Today we reveal the thirty agribusiness front groups and industrial agriculture lobbyists that continue to fight the Tester amendment. One of the few saving graces of the Senate’s controversial FDA Food Safety Modernization Act (S. 510)—which passed the Senate last week, only to be sidelined for the moment by a constitutional error—was the amendment introduced by Sen. Jon Tester (D-MT). Small-farm and organic food advocates warned that the legislation would destroy their industry under a mountain of paperwork; the Tester amendment exempted producers with less than $500,000 a year in sales who sell most of their food locally. ANH-USA and other organizations successfully fought to get the amendment included in the final Senate bill.
The bill hit a roadblock within hours after its passage when the House Ways and Means Committee flagged provisions that would levy fees for various activities: reinspecting food facilities, mandatory recalls, registering food importers, etc. According to the Constitution, all revenue-raising provisions must arise in the House of Representatives, which means the Senate’s provisions make the bill unconstitutional.
Robert Guenther, a lobbyist for the United Fresh Produce Association, said the snag in the House could provide an opportunity for the House and Senate to go to conference on the bill and thereby remove the Tester language which exempts many small farmers and food facilities from new food safety rules.
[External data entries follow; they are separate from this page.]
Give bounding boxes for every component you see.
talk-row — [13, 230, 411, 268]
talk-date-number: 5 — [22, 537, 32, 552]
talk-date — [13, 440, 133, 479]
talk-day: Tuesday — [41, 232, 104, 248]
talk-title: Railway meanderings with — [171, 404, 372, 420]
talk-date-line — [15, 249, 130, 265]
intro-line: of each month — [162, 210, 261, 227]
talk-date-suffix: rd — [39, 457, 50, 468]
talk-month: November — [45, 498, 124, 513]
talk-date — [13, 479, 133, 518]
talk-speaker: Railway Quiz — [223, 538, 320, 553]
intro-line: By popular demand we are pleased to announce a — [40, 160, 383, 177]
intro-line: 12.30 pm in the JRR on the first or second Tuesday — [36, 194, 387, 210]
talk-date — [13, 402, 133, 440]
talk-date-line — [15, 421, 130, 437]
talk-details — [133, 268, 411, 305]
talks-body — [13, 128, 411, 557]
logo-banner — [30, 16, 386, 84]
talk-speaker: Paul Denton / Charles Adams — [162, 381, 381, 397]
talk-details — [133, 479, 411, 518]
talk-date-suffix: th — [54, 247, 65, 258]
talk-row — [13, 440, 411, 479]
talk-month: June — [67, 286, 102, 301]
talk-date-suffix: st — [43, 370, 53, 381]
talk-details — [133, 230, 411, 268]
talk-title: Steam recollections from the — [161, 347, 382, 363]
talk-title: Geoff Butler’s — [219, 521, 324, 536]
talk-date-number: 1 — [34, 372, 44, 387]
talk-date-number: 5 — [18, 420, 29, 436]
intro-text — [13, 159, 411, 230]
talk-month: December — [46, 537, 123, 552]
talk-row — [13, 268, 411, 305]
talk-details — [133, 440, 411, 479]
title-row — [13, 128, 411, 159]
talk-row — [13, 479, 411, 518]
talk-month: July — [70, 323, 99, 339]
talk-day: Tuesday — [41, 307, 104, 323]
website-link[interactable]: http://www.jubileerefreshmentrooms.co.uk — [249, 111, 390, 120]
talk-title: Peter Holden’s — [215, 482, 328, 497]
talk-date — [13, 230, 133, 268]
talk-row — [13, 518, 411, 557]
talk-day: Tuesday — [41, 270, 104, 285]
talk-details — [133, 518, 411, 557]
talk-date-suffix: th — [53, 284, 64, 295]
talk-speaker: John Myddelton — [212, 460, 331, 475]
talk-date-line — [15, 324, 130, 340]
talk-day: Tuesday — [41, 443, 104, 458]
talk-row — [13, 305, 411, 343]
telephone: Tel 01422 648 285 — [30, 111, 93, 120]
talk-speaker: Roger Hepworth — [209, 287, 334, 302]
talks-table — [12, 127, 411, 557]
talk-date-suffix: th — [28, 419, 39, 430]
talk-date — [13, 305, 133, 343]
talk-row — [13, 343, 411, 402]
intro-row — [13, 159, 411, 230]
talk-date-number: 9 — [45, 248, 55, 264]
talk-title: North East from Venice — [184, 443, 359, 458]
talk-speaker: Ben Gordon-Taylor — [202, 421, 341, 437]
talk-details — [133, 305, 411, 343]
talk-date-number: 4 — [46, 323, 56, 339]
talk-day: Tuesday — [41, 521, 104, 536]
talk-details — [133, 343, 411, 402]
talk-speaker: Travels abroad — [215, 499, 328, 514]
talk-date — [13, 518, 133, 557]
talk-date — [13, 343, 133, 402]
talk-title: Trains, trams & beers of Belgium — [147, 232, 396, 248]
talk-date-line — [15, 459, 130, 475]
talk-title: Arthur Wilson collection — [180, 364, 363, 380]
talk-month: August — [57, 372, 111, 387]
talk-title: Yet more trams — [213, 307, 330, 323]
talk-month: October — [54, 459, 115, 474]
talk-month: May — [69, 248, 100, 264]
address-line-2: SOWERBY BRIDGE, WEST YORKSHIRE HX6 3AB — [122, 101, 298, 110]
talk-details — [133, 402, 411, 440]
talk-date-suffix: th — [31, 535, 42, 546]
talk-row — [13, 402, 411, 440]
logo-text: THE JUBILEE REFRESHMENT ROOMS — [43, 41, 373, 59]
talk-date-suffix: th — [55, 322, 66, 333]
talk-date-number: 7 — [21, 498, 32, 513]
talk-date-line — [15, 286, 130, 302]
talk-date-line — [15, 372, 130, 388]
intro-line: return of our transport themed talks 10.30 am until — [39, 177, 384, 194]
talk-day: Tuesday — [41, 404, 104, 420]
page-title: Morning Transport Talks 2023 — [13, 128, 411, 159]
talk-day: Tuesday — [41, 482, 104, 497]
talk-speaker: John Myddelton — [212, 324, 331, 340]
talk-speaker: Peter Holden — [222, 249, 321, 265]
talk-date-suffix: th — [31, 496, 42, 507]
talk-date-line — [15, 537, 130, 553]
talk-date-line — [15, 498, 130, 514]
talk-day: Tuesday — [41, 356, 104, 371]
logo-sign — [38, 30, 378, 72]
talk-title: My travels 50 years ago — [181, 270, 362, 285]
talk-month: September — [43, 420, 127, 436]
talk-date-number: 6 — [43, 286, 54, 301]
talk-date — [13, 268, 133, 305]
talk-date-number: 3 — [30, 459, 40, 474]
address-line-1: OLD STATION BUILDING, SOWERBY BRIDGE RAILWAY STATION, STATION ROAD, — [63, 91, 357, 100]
In November, Guenther’s association—together with twenty-nine other agribusiness lobbyists and associations—openly and publicly attacked small and organic farmers. They wrote to the Senate Health, Education, Labor and Pensions (HELP) Committee, saying that the same rules ought to apply to all farms and food producers, regardless of size—knowing full well that only the giants can afford to play by these rules.
These organizations (and the companies that are their members) believe that even the smallest food sellers, like mom-and-pop roadside stands, should face the same regulatory hurdles as their own industrial-scale processed food operations. Big Food is essentially trying to use the government to quash competition from small family and organic farms.
As Dave Murphy, executive director of Food Democracy Now!, wrote in The Hill newspaper, “When legislation is made in Congress, industrial agriculture sets the rules and these minor protections are the only thing standing between the smallest family farmers and expensive new regulations that could drive them out of business.”
In their letter to the HELP Committee, these thirty groups write, “The undersigned organizations represent the vast majority of growers, producers, shippers, distributors, processors, packers, and wholesalers, and the vast majority of our members are small businesses.” While we acknowledge that many small businesses belong to these organizations, there is no doubt whatsoever that their membership is dominated by the largest food processors in the country.
You may be shocked at some of the names on this list:
American Feed Industry Association
American Frozen Food Institute
American Fruit and Vegetable Processors and Growers Coalition
American Meat Institute
American Mushroom Institute
California Grape and Tree Fruit League
Corn Refiners Association
Florida Tomato Exchange
Fresh Produce Association of the Americas
Georgia Fruit and Vegetable Growers Association
Idaho Potato Commission
International Dairy Foods Association
National Council of Farmer Cooperatives
National Chicken Council
National Grain and Feed Association
National Meat Association
National Milk Producers Federation
National Oilseed Processors Association
National Pork Producers Council
National Potato Council
National Turkey Federation
National Watermelon Association
Pet Food Institute
Produce Marketing Association
Shelf-Stable Food Processors Association
Texas Produce Association
United Egg Producers
United Fresh Produce Association
U.S. Apple Association
Western Growers Association
After the constitutional snafu invalidated the bill, thirteen of the above organizations plus ten other Big Food associations wrote to House leaders to reiterate their position and urge the Senate to go to conference on the bill.
Dave Murphy points out that “members of Congress and the elite class of agribusiness lobbyists continue to ignore the elephant in the room regarding food safety and agricultural production, which as most informed citizens know is concentration.” Murphy is referring to CAFOs, or Concentrated Animal Feedlot Operations. It’s the standard model for large-scale food-producing-animal factory farms.
Some members of Congress, like Rep. Dennis Cardoza (D-CA), who sits on the House Agriculture Committee and represents California’s factory-farm-dominated San Joaquin Valley, are glad to see the Senate bill fail because it would give them the opportunity to strip the Tester amendment from the bill. Cardoza went so far as to call the Tester amendment “an abomination” (a very strong word for something that protects family farmers) and said, “A small farm can devastate the industry as easily as a big farm.” It should be noted that Rep. Cardoza’s campaign received more than $103,000 from the “Crop Production & Basic Processing” industry—the very people who are now demanding that Tester’s modest farmer protection provisions be killed.
Murphy continued, “This fact should not be lost on anyone, because this is how industrial agriculture has not only taken over food production in the US, driving farmers off the land, fattening Americans, and contaminating our food, but it is also how corporate agribusiness has corrupted our democracy.”